Training data for Cross-Encoder model

Open shzamanirad opened this issue 3 years ago • 2 comments

Hi,

It is mentioned in the paper that:

We train our cross-encoder model based on the top 100 retrieved results from our bi-encoder model on Wikipedia data. For the training of the cross-encoder model, we further down-sample our training data to obtain a training set of 1M examples.
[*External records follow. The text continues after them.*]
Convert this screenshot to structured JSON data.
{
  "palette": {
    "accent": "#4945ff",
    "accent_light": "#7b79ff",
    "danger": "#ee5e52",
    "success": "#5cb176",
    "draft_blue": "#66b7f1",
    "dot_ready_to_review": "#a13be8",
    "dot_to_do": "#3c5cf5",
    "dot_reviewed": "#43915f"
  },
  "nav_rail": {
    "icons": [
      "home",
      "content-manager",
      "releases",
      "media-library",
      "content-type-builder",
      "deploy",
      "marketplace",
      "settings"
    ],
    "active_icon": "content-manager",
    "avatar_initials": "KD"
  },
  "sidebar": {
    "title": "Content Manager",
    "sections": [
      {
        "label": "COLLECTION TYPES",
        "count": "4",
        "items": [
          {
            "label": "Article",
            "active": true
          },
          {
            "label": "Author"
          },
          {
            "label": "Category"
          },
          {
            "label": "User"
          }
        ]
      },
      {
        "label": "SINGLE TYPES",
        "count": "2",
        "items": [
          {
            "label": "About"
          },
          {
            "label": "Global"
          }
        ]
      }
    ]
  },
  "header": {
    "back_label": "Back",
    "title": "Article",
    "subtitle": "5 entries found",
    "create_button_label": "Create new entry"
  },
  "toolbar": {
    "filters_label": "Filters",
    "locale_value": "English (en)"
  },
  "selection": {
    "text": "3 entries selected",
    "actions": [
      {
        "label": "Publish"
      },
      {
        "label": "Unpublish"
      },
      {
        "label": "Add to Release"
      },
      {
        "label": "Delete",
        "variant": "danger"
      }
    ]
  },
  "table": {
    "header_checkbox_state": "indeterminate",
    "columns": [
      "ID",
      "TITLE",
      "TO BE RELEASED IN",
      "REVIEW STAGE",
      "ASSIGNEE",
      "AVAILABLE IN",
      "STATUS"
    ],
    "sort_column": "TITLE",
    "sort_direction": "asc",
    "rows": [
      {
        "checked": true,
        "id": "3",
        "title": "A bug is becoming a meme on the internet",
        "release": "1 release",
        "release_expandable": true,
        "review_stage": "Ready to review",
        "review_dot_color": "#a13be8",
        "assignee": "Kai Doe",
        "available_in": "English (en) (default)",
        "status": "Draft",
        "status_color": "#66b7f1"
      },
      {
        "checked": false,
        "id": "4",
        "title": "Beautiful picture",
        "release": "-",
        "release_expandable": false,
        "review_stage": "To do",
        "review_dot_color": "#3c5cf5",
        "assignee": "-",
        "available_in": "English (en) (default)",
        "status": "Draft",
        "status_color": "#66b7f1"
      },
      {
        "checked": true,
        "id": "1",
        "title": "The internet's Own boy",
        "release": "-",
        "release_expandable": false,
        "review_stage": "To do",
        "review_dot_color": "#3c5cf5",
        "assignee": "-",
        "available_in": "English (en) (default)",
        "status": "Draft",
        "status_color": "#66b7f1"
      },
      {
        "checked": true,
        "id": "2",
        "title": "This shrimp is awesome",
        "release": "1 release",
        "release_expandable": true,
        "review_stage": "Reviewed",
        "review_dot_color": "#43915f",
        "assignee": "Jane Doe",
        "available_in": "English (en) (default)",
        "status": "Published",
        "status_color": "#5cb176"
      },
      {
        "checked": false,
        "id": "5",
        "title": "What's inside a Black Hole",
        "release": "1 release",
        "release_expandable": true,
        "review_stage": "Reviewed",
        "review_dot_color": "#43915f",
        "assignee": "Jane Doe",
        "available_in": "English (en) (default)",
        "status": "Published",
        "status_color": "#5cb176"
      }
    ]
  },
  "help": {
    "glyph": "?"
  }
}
Can you please provide this training data for cross-encoder?

Thanks.

shzamanirad avatar Aug 18 '21 03:08 shzamanirad

@shzamanirad: The training data for crossencoder is output by eval_biencoder.py script. For every datapoint in train/test/valid split, the eval script basically outputs top 64 retrieved candidates and calculates recall at various positions (recall@1, @10, @64, etc.).

The top 64 retrieved candidates are further used by the corssencoder as train/test/valid data.

abhinavkulkarni avatar May 13 '22 17:05 abhinavkulkarni

Hi , I had a doubt, If we train the cross encoder model with 64 candidates , can we eval the model with 20 or 30 candidates ?

atulbunkar avatar Jun 02 '23 09:06 atulbunkar